上文说到ApplicationMaster的调度便戛然而止,本文继续。
private static final class AddApplicationToSchedulerTransition extends RMAppTransition { @Override public void transition(RMAppImpl app, RMAppEvent event) { app.handler.handle(new AppAddedSchedulerEvent(app.applicationId, app.submissionContext.getQueue(), app.user, app.submissionContext.getReservationID())); } }
上文说到这段代码,里面的app.handler实际上是rmdispatcher的handler:
rmDispatcher.register(SchedulerEventType.class, schedulerDispatcher);
这种事件的类型是SchedulerEventType类型,所以交给schedulerDispatcher来handle,追溯下去,是由默认的CapacityScheduler来负责的,相关代码如下:
public AppAddedSchedulerEvent(ApplicationId applicationId, String queue, String user, boolean isAppRecovering, ReservationId reservationID) { super(SchedulerEventType.APP_ADDED); this.applicationId = applicationId; this.queue = queue; this.user = user; this.reservationID = reservationID; this.isAppRecovering = isAppRecovering; }
这里确定事件类型:
case APP_ADDED: { AppAddedSchedulerEvent appAddedEvent = (AppAddedSchedulerEvent) event; String queueName = resolveReservationQueueName(appAddedEvent.getQueue(), appAddedEvent.getApplicationId(), appAddedEvent.getReservationID()); if (queueName != null) { addApplication(appAddedEvent.getApplicationId(), queueName, appAddedEvent.getUser(), appAddedEvent.getIsAppRecovering()); } }
这里是处理部分的代码:只截取了部分重要的代码:
// Submit to the queue try { queue.submitApplication(applicationId, user, queueName); } catch (AccessControlException ace) { // Ignore the exception for recovered app as the app was previously accepted if (!isAppRecovering) { LOG.info("Failed to submit application " + applicationId + " to queue " + queueName + " from user " + user, ace); this.rmContext.getDispatcher().getEventHandler() .handle(new RMAppRejectedEvent(applicationId, ace.toString())); return; } } // update the metrics queue.getMetrics().submitApp(user); SchedulerApplication<FiCaSchedulerApp> application = new SchedulerApplication<FiCaSchedulerApp>(queue, user); applications.put(applicationId, application); LOG.info("Accepted application " + applicationId + " from user: " + user + ", in queue: " + queueName); if (isAppRecovering) { if (LOG.isDebugEnabled()) { LOG.debug(applicationId + " is recovering. Skip notifying APP_ACCEPTED"); } } else { rmContext.getDispatcher().getEventHandler() .handle(new RMAppEvent(applicationId, RMAppEventType.APP_ACCEPTED)); }
先提交到对应的队列内,然后再由rmContext内部的dispatcher再行调度,而这个调度器,就是全局的调度器,根据事件类型,我们找到处理函数:
addTransition(RMAppState.SUBMITTED, RMAppState.ACCEPTED, RMAppEventType.APP_ACCEPTED, new StartAppAttemptTransition())

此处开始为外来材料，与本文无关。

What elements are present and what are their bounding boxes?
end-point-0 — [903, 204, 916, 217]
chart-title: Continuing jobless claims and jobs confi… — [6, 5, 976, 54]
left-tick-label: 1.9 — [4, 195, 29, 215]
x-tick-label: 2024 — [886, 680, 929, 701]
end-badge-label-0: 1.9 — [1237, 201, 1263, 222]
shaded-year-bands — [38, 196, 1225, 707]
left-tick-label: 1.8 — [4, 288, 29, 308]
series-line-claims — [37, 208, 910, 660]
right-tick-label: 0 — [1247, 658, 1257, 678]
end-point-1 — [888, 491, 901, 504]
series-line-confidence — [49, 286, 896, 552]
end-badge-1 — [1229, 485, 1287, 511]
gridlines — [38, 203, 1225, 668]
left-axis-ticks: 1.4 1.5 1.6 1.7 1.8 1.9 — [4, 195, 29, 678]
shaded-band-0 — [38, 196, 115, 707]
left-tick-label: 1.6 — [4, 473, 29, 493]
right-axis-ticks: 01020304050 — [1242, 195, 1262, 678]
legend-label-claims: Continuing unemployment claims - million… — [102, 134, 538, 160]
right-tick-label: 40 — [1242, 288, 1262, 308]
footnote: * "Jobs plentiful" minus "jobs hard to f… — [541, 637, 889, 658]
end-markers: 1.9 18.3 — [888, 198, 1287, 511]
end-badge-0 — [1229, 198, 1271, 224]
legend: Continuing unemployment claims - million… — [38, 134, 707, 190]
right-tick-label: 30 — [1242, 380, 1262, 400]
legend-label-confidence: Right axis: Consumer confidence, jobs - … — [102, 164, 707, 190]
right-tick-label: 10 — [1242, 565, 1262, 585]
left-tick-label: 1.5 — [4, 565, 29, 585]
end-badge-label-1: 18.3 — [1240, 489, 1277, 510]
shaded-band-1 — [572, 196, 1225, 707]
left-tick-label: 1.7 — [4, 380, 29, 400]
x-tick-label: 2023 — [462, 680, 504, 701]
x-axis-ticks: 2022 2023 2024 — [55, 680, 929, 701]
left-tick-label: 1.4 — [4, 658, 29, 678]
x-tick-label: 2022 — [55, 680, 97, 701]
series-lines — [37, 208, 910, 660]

private static final class StartAppAttemptTransition extends RMAppTransition { @Override public void transition(RMAppImpl app, RMAppEvent event) { app.createAndStartNewAttempt(false); }; }
private void createAndStartNewAttempt(boolean transferStateFromPreviousAttempt) { createNewAttempt(); handler.handle(new RMAppStartAttemptEvent(currentAttempt.getAppAttemptId(), transferStateFromPreviousAttempt)); }
这里,再次提交了一个RMAppStartAttemptEvent,开始创建一个ApplicationMaster的尝试操作,因为我们知道,可能启动一次不会成功,所以要有尝试的机会:
我们重在分析最后一个方法内的两个调用:
private void createNewAttempt() { ApplicationAttemptId appAttemptId = ApplicationAttemptId.newInstance(applicationId, attempts.size() + 1); RMAppAttempt attempt = new RMAppAttemptImpl(appAttemptId, rmContext, scheduler, masterService, submissionContext, conf, // The newly created attempt maybe last attempt if (number of // previously failed attempts(which should not include Preempted, // hardware error and NM resync) + 1) equal to the max-attempt // limit. maxAppAttempts == (getNumFailedAppAttempts() + 1), amReq); attempts.put(appAttemptId, attempt); currentAttempt = attempt; }
创建一个启动尝试,需要很多环境参数,这里主要汇聚了ApplicationMaster的相关参数,调度器,管理服务等,都是与ApplicationMaster启动密切相关的.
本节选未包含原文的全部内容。